Abstract / Introduction / Encountering Cybernetics / Epistemology of the observer / Self-Organisation / Circular Causality / Cognitive Methodologies / References

Bernard Scott, April, 1996.

Second Order Cybernetics as Cognitive Methodology.


Abstract


For some of us, the attraction of cybernetics is the very idea of it, the idea that the search for transdisciplinary truths is both possible and valuable. Many would accept that cybernetics has helped unify the first-order study of observed systems. In this paper, I explore ways in which second-order cybernetics may unify debates and discussions in the vast range of disciplines concerned with the observer, his experiences and his accounts of those experiences. The first part of the paper is deliberately first person and anecdotal, in the spirit of von Foerster's dictum, "life is studied in vivo not in vitro". The second part re-examines the classic cybernetic concepts of "self-organisation" and "circular causality" from the perspective of the constructivist epistemology of second order cybernetics and, by making the metaphorical status of the concepts explicit, shows how second order cybernetics may serve as a methodology for exploring modes of being. A major aim of the paper is to seek ways of navigating or building bridges between the praxes of rational science and the discourses of phenomenology and poetics.


Bernard Scott, April, 1996.



Introduction


"Systems thinking, when it does develop, emerges from a long period of personal experiences and interactions and from the self-testing of one's own mental models", De Greene, 1993, p.14, author's italics.

"The imaginative transformation of human life is the means by which we can most truly grasp and comprehend it", Heaney, 1995.

In 1979, I rather presumptuously wrote a paper expressing my appreciation of Heinz von Foerster as a "founding father" of cybernetics (Scott, 1979). On receiving a copy of the paper, Heinz kindly (and, I think, teasingly) responded with a telegram that read, "Ah! You have succeeded in reversing evolution: now the sons are inventing the fathers." I have continued to appreciate von Foerster and his work and am proud and happy to consider myself as one of his sons. In this paper, I sketch, in outline at least, a story about how and why I came to consider cybernetics to be important, placing Heinz von Foerster and his contributions close to the story's core. In telling, the story I shall refer to some events that I witnessed at first hand. I do this partly for the benefit of those who may be exploring cybernetic ideas for the first time and partly for the benefit of those who lived through the same times but who, inevitably, saw things from a different perspective. Chiefly, I wish to preface the more abstract discussion in the second part of the paper with strong reminders that coming to know is a personal affair and that, for the time being at least, I am in the world.

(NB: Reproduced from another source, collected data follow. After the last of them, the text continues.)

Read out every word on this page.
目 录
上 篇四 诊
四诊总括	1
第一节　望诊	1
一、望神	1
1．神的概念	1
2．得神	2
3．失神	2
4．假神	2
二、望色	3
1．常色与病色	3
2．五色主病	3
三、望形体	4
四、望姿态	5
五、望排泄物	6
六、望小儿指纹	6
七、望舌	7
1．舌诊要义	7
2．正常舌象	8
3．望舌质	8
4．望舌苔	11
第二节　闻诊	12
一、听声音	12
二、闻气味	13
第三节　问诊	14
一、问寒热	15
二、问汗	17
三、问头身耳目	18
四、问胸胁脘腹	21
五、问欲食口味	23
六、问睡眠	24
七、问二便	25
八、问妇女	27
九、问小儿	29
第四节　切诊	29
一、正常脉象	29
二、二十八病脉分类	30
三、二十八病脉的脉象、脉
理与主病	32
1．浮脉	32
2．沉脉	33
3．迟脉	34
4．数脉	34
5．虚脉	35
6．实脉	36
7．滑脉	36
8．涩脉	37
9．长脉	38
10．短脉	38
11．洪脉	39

The main part of the paper is concerned with the epistemology of the observer, as clarified by von Foerster in two of his key papers (von Foerster, 1970, 1974) and discusses how cybernetics, itself, as an idea, can be understood as a key tool or cognitive methodology for the observer who would know himself and his world. Essentially, the argument is that epistemological considerations show us that the observer is free to entertain a variety of ontological commitments and, hence may explore modes of being. The example given is that of putting the concept of "mechanical causation" in question, so as to be open to novel conceptions - and experiences of - time consciousness. Parallels are drawn with traditions of discourse in phenomenology and in poetics. The aim, metaphorically, is that of building bridges or finding ways of navigating between the many islands of discourse that make up the vast archipelago of modes of experiencing - and descriptions of those modes - that are the human condition. In this , the aim is similar to that of Michel Serres (1982), in his explorations of relations between disciplines and discourses in the sciences and humanities. Indeed, it his metaphors about bridge building and navigation that I have borrowed and I am  well aware that I am describing projects and journeys that are in progress. The novelty here is to place the idea of cybernetics and its goal of finding transdisciplinary unity in diversity at the heart of the enterprise.

In a short paper I can do little more than overview a form of argument and its consequences. I run the risk that, for those familiar with von Foerster's work, what I say may seem trite and obvious and that, for those not so familiar, what I say may seem obscure. My hope is that others will value and enter into the cybernetic enterprise,  and that, as humans continue to explore modes of being, the diversity that freedom brings is counterbalanced by continued attempts to communicate across disciplinary and cultural boundaries.